Wearable and Interview-based Assessment of Psychological Risk in Alzheimer’s Caregivers: Machine Learning vs. Large Language Models
Discuss this preprint
Start a discussion What are Sciety discussions?Listed in
This article is not in any list yet, why not save it to one of your lists.Abstract
Spousal caregivers of individuals with Alzheimer’s disease and related dementias frequently experience elevated perceived stress, caregiver burden, and loneliness, which are associated with adverse health outcomes. Early identification is therefore critical for timely intervention. Existing approaches commonly rely on wearable sensor data and standardized psychological questionnaires, while recent multimodal methods aim to improve prediction by integrating behavioral and linguistic information.
In this study, we explored three modality configurations, wearable-derived features, interview-based text, and their combination, to classify caregiver psychological risk using the Perceived Stress Scale (PSS), Zarit Burden Interview, and UCLA Loneliness Scale. We compared traditional machine learning models and large language models (LLMs) (Gemini 2.0, Llama 4, and GPT-4o) under psychometrician-centered and caregiver-centered prompting strategies.

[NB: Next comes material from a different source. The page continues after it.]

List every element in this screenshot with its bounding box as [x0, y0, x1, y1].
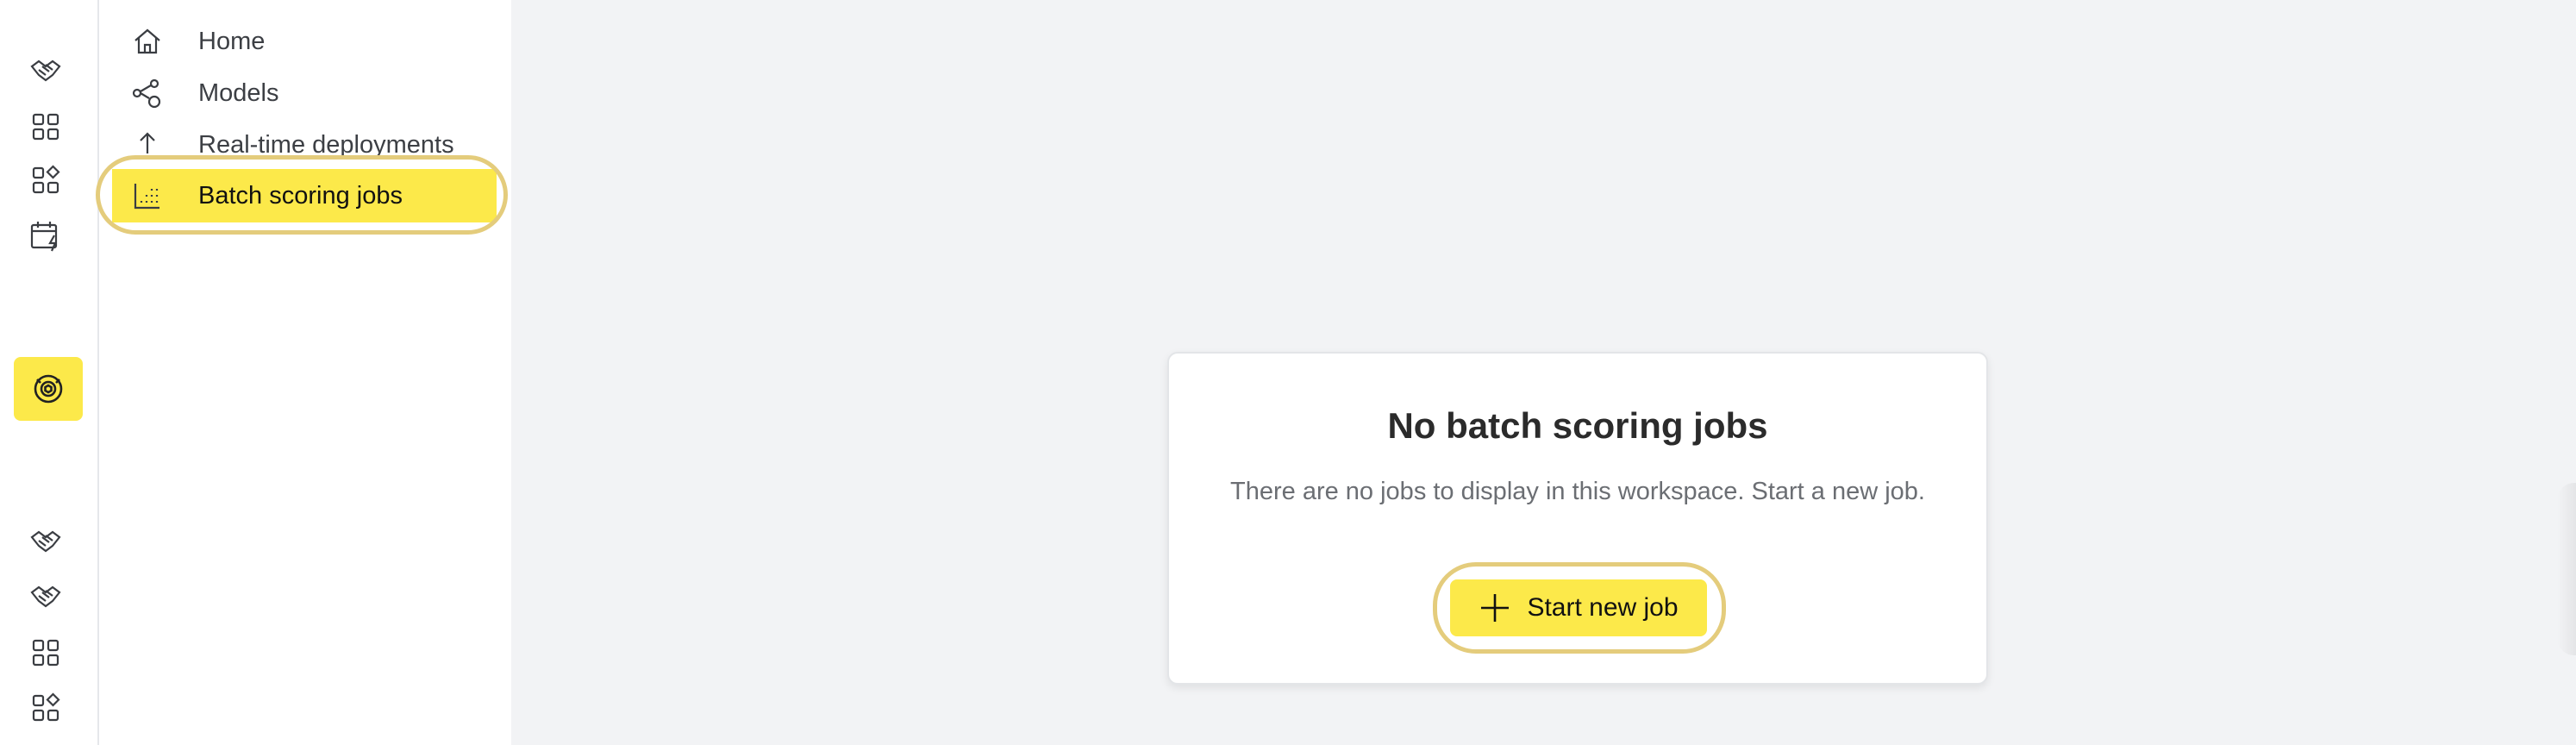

Traditional machine learning models performed better under multimodal settings, while LLMs achieved stronger performance with Interview-Only input. We further demonstrate that PSS was the most predictable construct and prompting strategies substantially influenced LLM performance.
Author summary
People caring for spouses with Alzheimer’s disease and related dementias often experience high levels of stress, caregiver burden, and loneliness, all linked to adverse psychological and physical health outcomes. Early identification of caregivers at heightened psychological risk is essential for timely support. We evaluated three data modalities, wearable-derived features, interview-based text, and their combination, to classify caregiver risk using the Perceived Stress Scale, Zarit Burden Interview, and UCLA Loneliness Scale. Traditional machine learning models and large language models (LLMs) (Gemini 2.0, Llama 4, GPT-4o) were compared under multiple prompting strategies.

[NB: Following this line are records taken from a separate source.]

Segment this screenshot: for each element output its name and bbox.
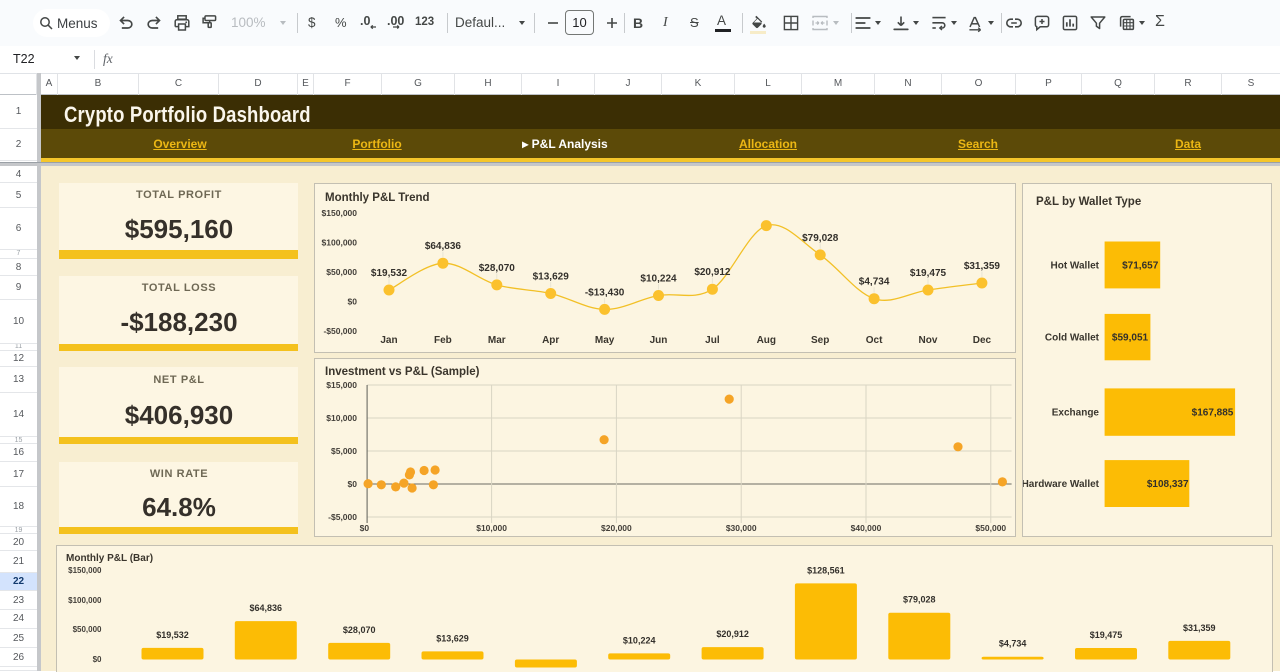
svg-text:May: May — [595, 335, 615, 346]
svg-text:-$5,000: -$5,000 — [328, 512, 357, 522]
svg-text:Apr: Apr — [542, 335, 559, 346]
svg-text:$4,734: $4,734 — [998, 639, 1026, 649]
svg-text:Dec: Dec — [973, 335, 992, 346]
svg-text:Oct: Oct — [866, 335, 883, 346]
svg-text:$108,337: $108,337 — [1147, 479, 1189, 490]
svg-text:Monthly P&L (Bar): Monthly P&L (Bar) — [66, 553, 153, 564]
svg-text:$19,532: $19,532 — [371, 268, 408, 279]
svg-text:Hardware Wallet: Hardware Wallet — [1022, 479, 1100, 490]
svg-text:$10,000: $10,000 — [326, 413, 357, 423]
svg-text:$20,000: $20,000 — [601, 523, 632, 533]
svg-text:-$13,430: -$13,430 — [585, 287, 625, 298]
svg-text:$10,000: $10,000 — [476, 523, 507, 533]
svg-text:Feb: Feb — [434, 335, 452, 346]
svg-text:Investment vs P&L (Sample): Investment vs P&L (Sample) — [325, 366, 480, 378]
svg-text:Jan: Jan — [380, 335, 397, 346]
svg-text:$5,000: $5,000 — [331, 446, 357, 456]
svg-text:$20,912: $20,912 — [716, 629, 749, 639]
svg-text:Jun: Jun — [650, 335, 668, 346]
svg-text:$150,000: $150,000 — [68, 566, 102, 575]
svg-text:$0: $0 — [360, 523, 370, 533]
svg-text:$59,051: $59,051 — [1112, 333, 1149, 344]
svg-text:$150,000: $150,000 — [322, 208, 358, 218]
svg-text:$10,224: $10,224 — [622, 635, 655, 645]
svg-text:$10,224: $10,224 — [640, 274, 677, 285]
svg-text:$28,070: $28,070 — [479, 263, 516, 274]
svg-text:$31,359: $31,359 — [1183, 623, 1216, 633]
svg-text:$79,028: $79,028 — [903, 595, 936, 605]
svg-text:Cold Wallet: Cold Wallet — [1045, 333, 1100, 344]
svg-text:Mar: Mar — [488, 335, 506, 346]
svg-text:$20,912: $20,912 — [694, 267, 731, 278]
svg-text:$15,000: $15,000 — [326, 380, 357, 390]
svg-text:$64,836: $64,836 — [425, 241, 462, 252]
svg-text:$100,000: $100,000 — [68, 596, 102, 605]
svg-text:$28,070: $28,070 — [342, 625, 375, 635]
svg-text:$0: $0 — [92, 655, 101, 664]
svg-text:$167,885: $167,885 — [1192, 408, 1234, 419]
svg-text:$30,000: $30,000 — [726, 523, 757, 533]
svg-text:$13,629: $13,629 — [436, 633, 469, 643]
svg-text:Sep: Sep — [811, 335, 829, 346]
svg-text:Exchange: Exchange — [1052, 408, 1100, 419]
svg-text:$64,836: $64,836 — [249, 603, 282, 613]
svg-text:Hot Wallet: Hot Wallet — [1050, 261, 1099, 272]
svg-text:$50,000: $50,000 — [975, 523, 1006, 533]
svg-text:$128,561: $128,561 — [807, 565, 845, 575]
svg-text:$40,000: $40,000 — [851, 523, 882, 533]
svg-text:$0: $0 — [348, 296, 358, 306]
svg-text:$31,359: $31,359 — [964, 261, 1001, 272]
svg-text:Nov: Nov — [919, 335, 938, 346]
svg-text:$100,000: $100,000 — [322, 237, 358, 247]
svg-text:Monthly P&L Trend: Monthly P&L Trend — [325, 192, 430, 204]
svg-text:$19,475: $19,475 — [1089, 630, 1122, 640]
svg-text:$13,629: $13,629 — [533, 272, 570, 283]
svg-text:-$50,000: -$50,000 — [323, 326, 357, 336]
svg-text:P&L by Wallet Type: P&L by Wallet Type — [1036, 196, 1141, 208]
svg-text:$50,000: $50,000 — [326, 267, 357, 277]
svg-text:$4,734: $4,734 — [859, 277, 890, 288]
svg-text:Aug: Aug — [757, 335, 776, 346]
svg-text:$50,000: $50,000 — [72, 625, 101, 634]
svg-text:$71,657: $71,657 — [1122, 261, 1159, 272]
svg-text:$0: $0 — [348, 479, 358, 489]
svg-text:Jul: Jul — [705, 335, 720, 346]
svg-text:$19,532: $19,532 — [156, 630, 189, 640]
svg-text:$19,475: $19,475 — [910, 268, 947, 279]
svg-text:$79,028: $79,028 — [802, 233, 839, 244]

Our findings showed that traditional machine learning approaches performed best when combining wearable-derived behavioral features with interview-derived linguistic features, while LLMs were more effective for analyzing interview-based text. PSS was the most predictable construct, while caregiver burden and loneliness were more difficult to detect. Prompting choices significantly influenced LLM performance, and Gemini 2.0 showed the most stable overall results. These findings highlight the importance of aligning model choice with data modality when developing digital health tools for caregiver risk identification.